Absent such an identity layer, deploying permission DeFi apps is challenging. Aave’s dedicated ARC pool is an instructive example. Restricted to KYCed entities vetted by the custodian Fireblocks, it failed to achieve even a fraction of the total-value locked (TVL) available in the main Aave lending pool. While there were many headwinds facing the product due to timing and the general implosion of cryptocurrency markets in 2022 (here is a good post-mortem thread), the difficulty of scaling the market when participants must be hand-picked is one of the challenges. While ARC may have been one of the first and more prominent examples, competing projects are likely to face the same odds for boot-strapping their own identity system. In fact they do not even stand to benefit from the work done by the ARC team: while participants went through rigorous checks to gain access to that walled garden, there is no reusable, portable identity resulting from that process. Absent an open and universally recognized KYC standard, each project is required to engage in a wasteful effort to field their own identity system. In many ways, the situation is worse than the early days of web authentication. Before identity federation standards such as SAML and OAuth emerged to allow interoperability, every website resorted to building their own login solution. Not surprisingly, many of these were poorly designed and riddled with security vulnerabilities. Even in the best case when each system functioned correctly in isolation, collectively they burdened customers with the challenge of managing dozens of independent usernames and passwords. Yet web authentication is a self-contained problem, much simpler than trying to link online identities to real-world ones. 

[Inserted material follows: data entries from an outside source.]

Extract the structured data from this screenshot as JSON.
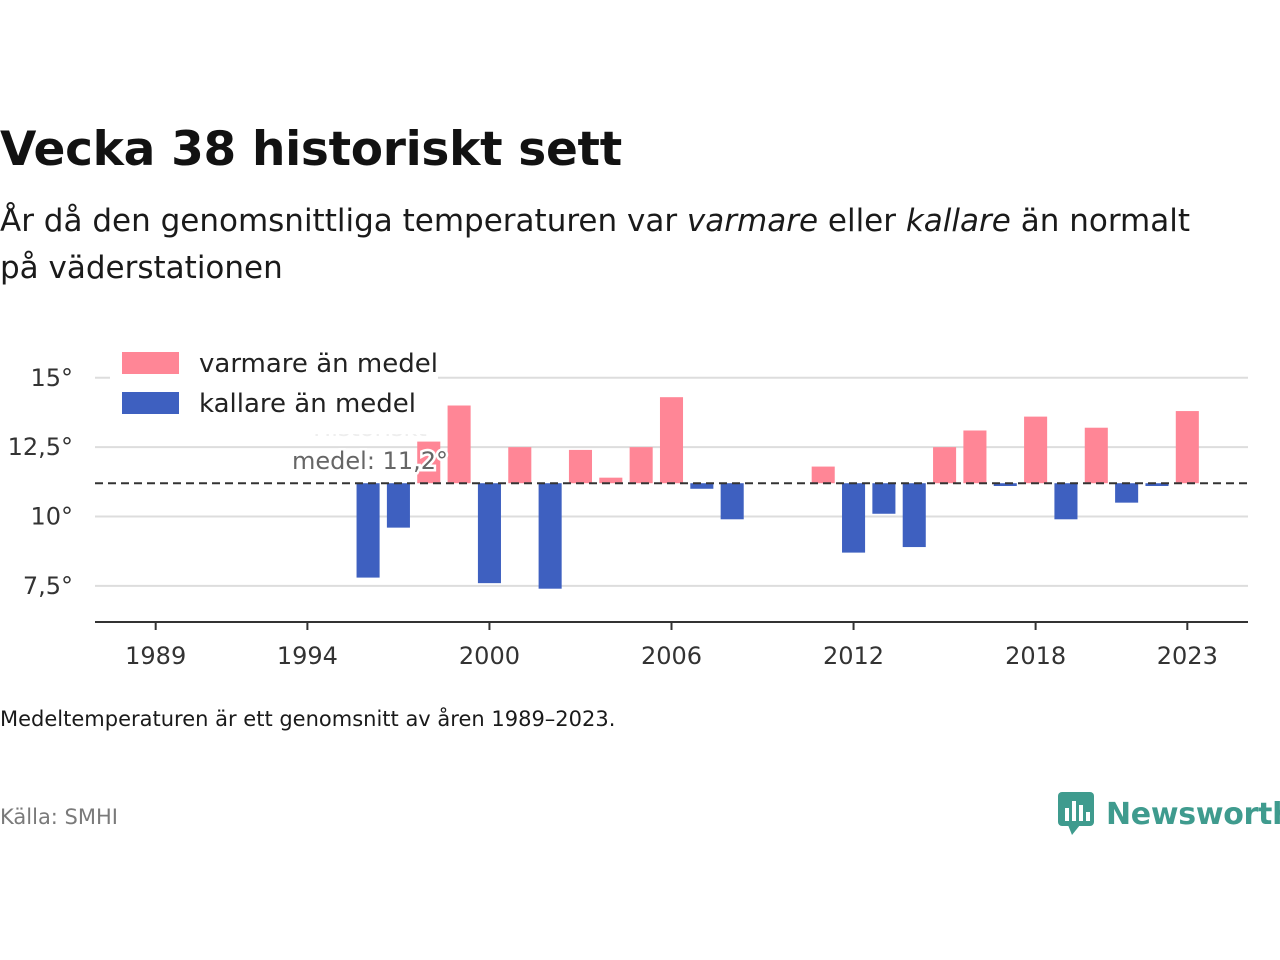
{
  "header": {
    "title": "Vecka 38 historiskt sett",
    "subtitle_before": "År då den genomsnittliga temperaturen var ",
    "subtitle_warm": "varmare",
    "subtitle_mid": " eller ",
    "subtitle_cold": "kallare",
    "subtitle_after": " än normalt på väderstationen"
  },
  "footer": {
    "note": "Medeltemperaturen är ett genomsnitt av åren 1989–2023.",
    "source": "Källa: SMHI",
    "brand": "Newsworthy"
  },
  "colors": {
    "warm": "#ff8696",
    "cold": "#3e60c0",
    "brand": "#3f9b8e"
  },
  "chart_data": {
    "type": "bar",
    "title": "Vecka 38 historiskt sett",
    "baseline": 11.2,
    "baseline_label_line1": "Historiskt",
    "baseline_label_line2": "medel: 11,2°",
    "xlim": [
      1987,
      2025
    ],
    "ylim": [
      6.2,
      16
    ],
    "y_ticks": [
      {
        "value": 7.5,
        "label": "7,5°"
      },
      {
        "value": 10,
        "label": "10°"
      },
      {
        "value": 12.5,
        "label": "12,5°"
      },
      {
        "value": 15,
        "label": "15°"
      }
    ],
    "x_ticks": [
      1989,
      1994,
      2000,
      2006,
      2012,
      2018,
      2023
    ],
    "grid": true,
    "legend_position": "top-left",
    "legend": [
      {
        "label": "varmare än medel",
        "kind": "warm"
      },
      {
        "label": "kallare än medel",
        "kind": "cold"
      }
    ],
    "series": [
      {
        "x": [
          1996,
          1997,
          1998,
          1999,
          2000,
          2001,
          2002,
          2003,
          2004,
          2005,
          2006,
          2007,
          2008,
          2011,
          2012,
          2013,
          2014,
          2015,
          2016,
          2017,
          2018,
          2019,
          2020,
          2021,
          2022,
          2023
        ],
        "values": [
          7.8,
          9.6,
          12.7,
          14.0,
          7.6,
          12.5,
          7.4,
          12.4,
          11.4,
          12.5,
          14.3,
          11.0,
          9.9,
          11.8,
          8.7,
          10.1,
          8.9,
          12.5,
          13.1,
          11.1,
          13.6,
          9.9,
          13.2,
          10.5,
          11.1,
          13.8
        ]
      }
    ]
  }
}
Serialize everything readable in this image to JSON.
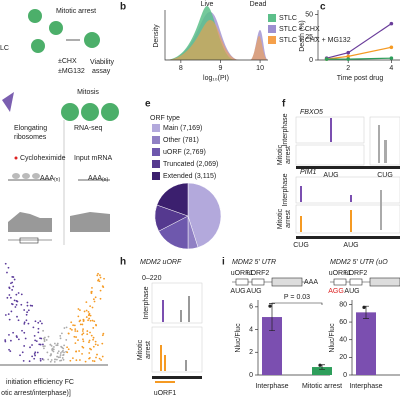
{
  "panel_a": {
    "texts": [
      "LC",
      "Mitotic arrest",
      "±CHX",
      "±MG132"
    ],
    "assay": [
      "Viability",
      "assay"
    ]
  },
  "panel_b": {
    "label": "b",
    "peaks": [
      "Live",
      "Dead"
    ],
    "ylabel": "Density",
    "xlabel": "log₁₀(PI)",
    "xlim": [
      7.6,
      10.2
    ],
    "xticks": [
      8,
      9,
      10
    ],
    "legend": [
      {
        "name": "STLC",
        "color": "#5cbf8a"
      },
      {
        "name": "STLC + CHX",
        "color": "#9d8fd0"
      },
      {
        "name": "STLC + CHX + MG132",
        "color": "#f5a04a"
      }
    ]
  },
  "panel_c": {
    "type": "line",
    "label": "c",
    "ylabel": "Death (%)",
    "xlabel": "Time post drug",
    "xlim": [
      0.6,
      4.4
    ],
    "xticks": [
      2,
      4
    ],
    "ylim": [
      0,
      55
    ],
    "yticks": [
      0,
      25,
      50
    ],
    "x": [
      1,
      2,
      4
    ],
    "series": [
      {
        "color": "#6a3d9a",
        "values": [
          2,
          8,
          40
        ]
      },
      {
        "color": "#f59a23",
        "values": [
          1,
          4,
          14
        ]
      },
      {
        "color": "#2e9e5b",
        "values": [
          1,
          1,
          2
        ]
      }
    ]
  },
  "schematic": {
    "mitosis": "Mitosis",
    "elongating": [
      "Elongating",
      "ribosomes"
    ],
    "rnaseq": "RNA-seq",
    "chx": "Cycloheximide",
    "input": "Input mRNA",
    "polyA": [
      "AAA",
      "(n)",
      "AAA",
      "(n)"
    ]
  },
  "panel_e": {
    "type": "pie",
    "label": "e",
    "title": "ORF type",
    "categories": [
      "Main (7,169)",
      "Other (781)",
      "uORF (2,769)",
      "Truncated (2,069)",
      "Extended (3,115)"
    ],
    "values": [
      7169,
      781,
      2769,
      2069,
      3115
    ],
    "colors": [
      "#b3a9dc",
      "#9080c4",
      "#6e58ad",
      "#55398f",
      "#3b1f6e"
    ]
  },
  "panel_f": {
    "label": "f",
    "genes": [
      "FBXO5",
      "PIM1"
    ],
    "rows": [
      "Interphase",
      "Mitotic",
      "arrest",
      "Interphase",
      "Mitotic",
      "arrest"
    ],
    "codons": [
      "AUG",
      "CUG",
      "CUG",
      "AUG"
    ]
  },
  "panel_volcano": {
    "xlabel": [
      "initiation efficiency FC",
      "otic arrest/interphase)]"
    ]
  },
  "panel_h": {
    "label": "h",
    "title": "MDM2 uORF",
    "range": "0–220",
    "rows": [
      "Interphase",
      "Mitotic",
      "arrest"
    ],
    "feature": "uORF1"
  },
  "panel_i": {
    "label": "i",
    "left": {
      "type": "bar",
      "title": "MDM2 5′ UTR",
      "orfs": [
        "uORF1",
        "uORF2"
      ],
      "codons": [
        "AUG",
        "AUG"
      ],
      "polyA": "AAA",
      "pvalue": "P = 0.03",
      "ylabel": "Nluc/Fluc",
      "ylim": [
        0,
        6.6
      ],
      "yticks": [
        0,
        2,
        4,
        6
      ],
      "categories": [
        "Interphase",
        "Mitotic arrest"
      ],
      "values": [
        5.1,
        0.7
      ],
      "errors": [
        1.2,
        0.2
      ],
      "colors": [
        "#7b4fb0",
        "#2e9e5b"
      ]
    },
    "right": {
      "type": "bar",
      "title": "MDM2 5′ UTR (uO",
      "orfs": [
        "uORF1",
        "uORF2"
      ],
      "codons": [
        "AGG",
        "AUG"
      ],
      "ylabel": "Nluc/Fluc",
      "ylim": [
        0,
        85
      ],
      "yticks": [
        0,
        20,
        40,
        60,
        80
      ],
      "categories": [
        "Interphase"
      ],
      "values": [
        71
      ],
      "errors": [
        7
      ],
      "colors": [
        "#7b4fb0"
      ]
    }
  }
}
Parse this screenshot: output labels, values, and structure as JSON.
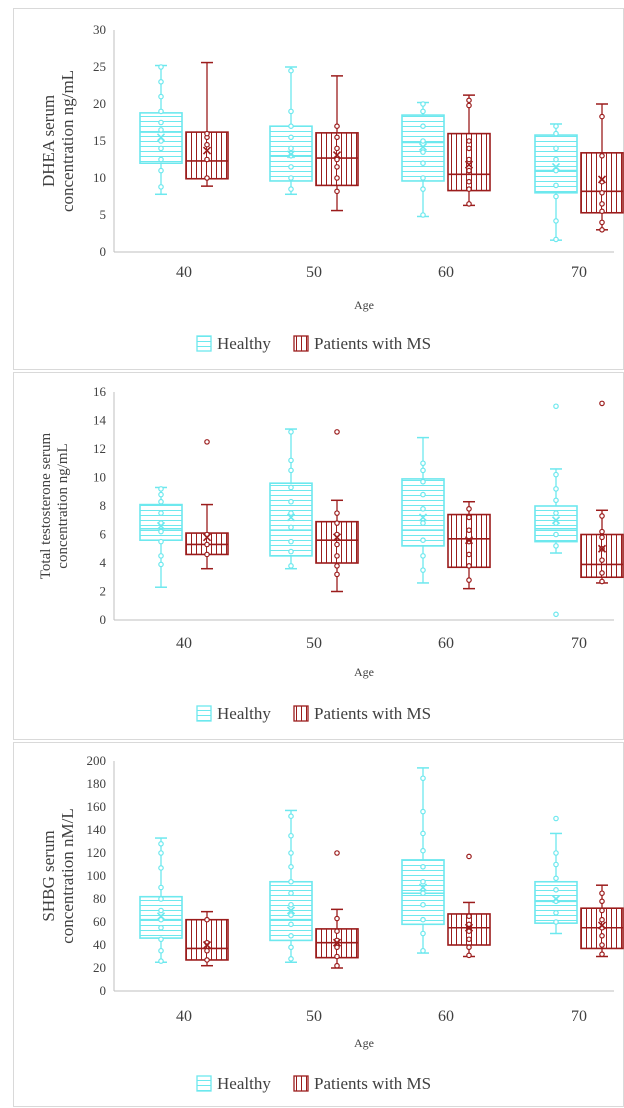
{
  "colors": {
    "healthy": "#6de8ee",
    "ms": "#9b1c1c",
    "axis": "#bfbfbf",
    "text": "#404040"
  },
  "chart_data": [
    {
      "type": "box",
      "xlabel": "Age",
      "ylabel": "DHEA serum concentration ng/mL",
      "ylim": [
        0,
        30
      ],
      "yticks": [
        "0",
        "5",
        "10",
        "15",
        "20",
        "25",
        "30"
      ],
      "categories": [
        "40",
        "50",
        "60",
        "70"
      ],
      "grid": false,
      "legend_position": "bottom",
      "series": [
        {
          "name": "Healthy",
          "boxes": [
            {
              "whisker_low": 7.8,
              "q1": 12,
              "median": 16.2,
              "mean": 15.5,
              "q3": 18.8,
              "whisker_high": 25.2,
              "points": [
                8.8,
                11,
                12.5,
                14,
                15,
                16.5,
                17.5,
                19,
                21,
                23,
                25
              ]
            },
            {
              "whisker_low": 7.8,
              "q1": 9.6,
              "median": 13,
              "mean": 13.2,
              "q3": 17,
              "whisker_high": 25,
              "points": [
                8.5,
                10,
                11.5,
                13,
                14,
                15.5,
                17,
                19,
                24.5
              ]
            },
            {
              "whisker_low": 4.8,
              "q1": 9.6,
              "median": 14.8,
              "mean": 14.2,
              "q3": 18.5,
              "whisker_high": 20.2,
              "points": [
                5,
                8.5,
                10,
                12,
                13.5,
                15,
                17,
                19,
                20
              ]
            },
            {
              "whisker_low": 1.6,
              "q1": 8,
              "median": 11,
              "mean": 11.5,
              "q3": 15.8,
              "whisker_high": 17.3,
              "points": [
                1.7,
                4.2,
                7.5,
                9,
                11,
                12.5,
                14,
                16,
                17
              ]
            }
          ]
        },
        {
          "name": "Patients with MS",
          "boxes": [
            {
              "whisker_low": 8.9,
              "q1": 9.9,
              "median": 12.3,
              "mean": 13.7,
              "q3": 16.2,
              "whisker_high": 25.6,
              "points": [
                10,
                12.5,
                14.5,
                15.5,
                16
              ]
            },
            {
              "whisker_low": 5.6,
              "q1": 9,
              "median": 12.7,
              "mean": 13.1,
              "q3": 16.1,
              "whisker_high": 23.8,
              "points": [
                8.2,
                10,
                11.5,
                12.5,
                14,
                15.5,
                17
              ]
            },
            {
              "whisker_low": 6.3,
              "q1": 8.3,
              "median": 10.5,
              "mean": 11.8,
              "q3": 16,
              "whisker_high": 21.2,
              "points": [
                6.5,
                8.5,
                9.5,
                11,
                12.5,
                14,
                15,
                19.8,
                20.5
              ]
            },
            {
              "whisker_low": 3,
              "q1": 5.3,
              "median": 8.2,
              "mean": 9.8,
              "q3": 13.4,
              "whisker_high": 20,
              "points": [
                3,
                4,
                5.5,
                6.5,
                8,
                9.5,
                13,
                18.3
              ]
            }
          ]
        }
      ]
    },
    {
      "type": "box",
      "xlabel": "Age",
      "ylabel": "Total testosterone serum concentration ng/mL",
      "ylim": [
        0,
        16
      ],
      "yticks": [
        "0",
        "2",
        "4",
        "6",
        "8",
        "10",
        "12",
        "14",
        "16"
      ],
      "categories": [
        "40",
        "50",
        "60",
        "70"
      ],
      "grid": false,
      "legend_position": "bottom",
      "series": [
        {
          "name": "Healthy",
          "boxes": [
            {
              "whisker_low": 2.3,
              "q1": 5.6,
              "median": 6.4,
              "mean": 6.6,
              "q3": 8.1,
              "whisker_high": 9.3,
              "points": [
                3.9,
                4.5,
                5.5,
                6.2,
                6.8,
                7.5,
                8.3,
                8.8,
                9.2
              ]
            },
            {
              "whisker_low": 3.6,
              "q1": 4.5,
              "median": 6.3,
              "mean": 7.2,
              "q3": 9.6,
              "whisker_high": 13.4,
              "points": [
                3.8,
                4.8,
                5.5,
                6.5,
                7.5,
                8.3,
                9.3,
                10.5,
                11.2,
                13.2
              ]
            },
            {
              "whisker_low": 2.6,
              "q1": 5.2,
              "median": 6.3,
              "mean": 7.2,
              "q3": 9.9,
              "whisker_high": 12.8,
              "points": [
                3.5,
                4.5,
                5.6,
                6.8,
                7.8,
                8.8,
                9.7,
                10.5,
                11
              ]
            },
            {
              "whisker_low": 4.7,
              "q1": 5.5,
              "median": 6.4,
              "mean": 7,
              "q3": 8,
              "whisker_high": 10.6,
              "points": [
                0.4,
                5.2,
                6,
                6.8,
                7.5,
                8.4,
                9.2,
                10.2,
                15
              ]
            }
          ]
        },
        {
          "name": "Patients with MS",
          "boxes": [
            {
              "whisker_low": 3.6,
              "q1": 4.6,
              "median": 5.3,
              "mean": 5.8,
              "q3": 6.1,
              "whisker_high": 8.1,
              "points": [
                4.6,
                5.3,
                6,
                12.5
              ]
            },
            {
              "whisker_low": 2,
              "q1": 4,
              "median": 5.6,
              "mean": 5.8,
              "q3": 6.9,
              "whisker_high": 8.4,
              "points": [
                3.2,
                3.8,
                4.5,
                5.3,
                6,
                6.8,
                7.5,
                13.2
              ]
            },
            {
              "whisker_low": 2.2,
              "q1": 3.7,
              "median": 5.7,
              "mean": 5.6,
              "q3": 7.4,
              "whisker_high": 8.3,
              "points": [
                2.8,
                3.8,
                4.6,
                5.5,
                6.3,
                7.2,
                7.8
              ]
            },
            {
              "whisker_low": 2.6,
              "q1": 3,
              "median": 3.9,
              "mean": 5,
              "q3": 6,
              "whisker_high": 7.7,
              "points": [
                2.7,
                3.3,
                4.2,
                5,
                5.8,
                6.2,
                7.3,
                15.2
              ]
            }
          ]
        }
      ]
    },
    {
      "type": "box",
      "xlabel": "Age",
      "ylabel": "SHBG serum concentration nM/L",
      "ylim": [
        0,
        200
      ],
      "yticks": [
        "0",
        "20",
        "40",
        "60",
        "80",
        "100",
        "120",
        "140",
        "160",
        "180",
        "200"
      ],
      "categories": [
        "40",
        "50",
        "60",
        "70"
      ],
      "grid": false,
      "legend_position": "bottom",
      "series": [
        {
          "name": "Healthy",
          "boxes": [
            {
              "whisker_low": 25,
              "q1": 46,
              "median": 62,
              "mean": 65,
              "q3": 82,
              "whisker_high": 133,
              "points": [
                26,
                35,
                45,
                55,
                62,
                70,
                80,
                90,
                107,
                120,
                128
              ]
            },
            {
              "whisker_low": 25,
              "q1": 44,
              "median": 62,
              "mean": 70,
              "q3": 95,
              "whisker_high": 157,
              "points": [
                28,
                38,
                48,
                58,
                66,
                75,
                85,
                95,
                108,
                120,
                135,
                152
              ]
            },
            {
              "whisker_low": 33,
              "q1": 58,
              "median": 85,
              "mean": 90,
              "q3": 114,
              "whisker_high": 194,
              "points": [
                35,
                50,
                62,
                75,
                85,
                95,
                108,
                122,
                137,
                156,
                185
              ]
            },
            {
              "whisker_low": 50,
              "q1": 59,
              "median": 78,
              "mean": 80,
              "q3": 95,
              "whisker_high": 137,
              "points": [
                60,
                68,
                78,
                88,
                98,
                110,
                120,
                150
              ]
            }
          ]
        },
        {
          "name": "Patients with MS",
          "boxes": [
            {
              "whisker_low": 22,
              "q1": 27,
              "median": 37,
              "mean": 40,
              "q3": 62,
              "whisker_high": 69,
              "points": [
                27,
                35,
                42,
                62
              ]
            },
            {
              "whisker_low": 20,
              "q1": 29,
              "median": 42,
              "mean": 42,
              "q3": 54,
              "whisker_high": 71,
              "points": [
                22,
                30,
                38,
                44,
                52,
                63,
                120
              ]
            },
            {
              "whisker_low": 30,
              "q1": 40,
              "median": 55,
              "mean": 55,
              "q3": 67,
              "whisker_high": 77,
              "points": [
                31,
                38,
                45,
                52,
                58,
                65,
                117
              ]
            },
            {
              "whisker_low": 30,
              "q1": 37,
              "median": 55,
              "mean": 57,
              "q3": 72,
              "whisker_high": 92,
              "points": [
                32,
                40,
                48,
                55,
                62,
                70,
                78,
                85
              ]
            }
          ]
        }
      ]
    }
  ]
}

What about participants’ incentives for jumping through the necessary hoops for on-boarding? Putting aside ARC, there is a chicken-egg problem to boot-strapping any identity system: Without interesting application that are gated on having that ID, participants have no compelling reason to sign up for one; the value proposition is not there. Meanwhile if few people have onboarded with that ID system, no developer wants to build an application limited to customers with one of those rare IDs— that would be tantamount to choking off your own customer acquisition pipeline. Typically this vicious cycle is only broken in one of two ways:

  1. An existing application with a proprietary identity system, which is already compelling and self-sustaining, sees value in opening up that system such that verified identities can be used elsewhere. (Either because it can monetize those identity services or due to competitive pressure from competing applications offering the same flexibility to their customers for free.) If there are multiple such applications with comparable criteria for vetting customers, this can result in an efficient and competitive outcome. Users are free to take their verified identity anywhere and participate in any permissions application, instead of being held hostage by the specific provider who happened to perform the initial verification. Meanwhile developers can focus on their core competency— building innovative applications— instead of reinventing the wheel to solve an ancillary problem around limiting access to the right audience.
  2. New regulations are introduced, forcing developers to enforce identity verification for their applications. This will often result in an inefficient scramble for each service provider to field something quickly to avoid the cost of noncompliance, leaving little room for industry-wide cooperation or standards to emerge. Alternatively it may result in a highly centralized outcome. One provider specializing in identity verification may be in the right place at the right time when rules go into effect, poised to become the de facto gatekeeper for all decentralized apps. 

In the case of DeFi, this second outcome is looking increasingly more likely.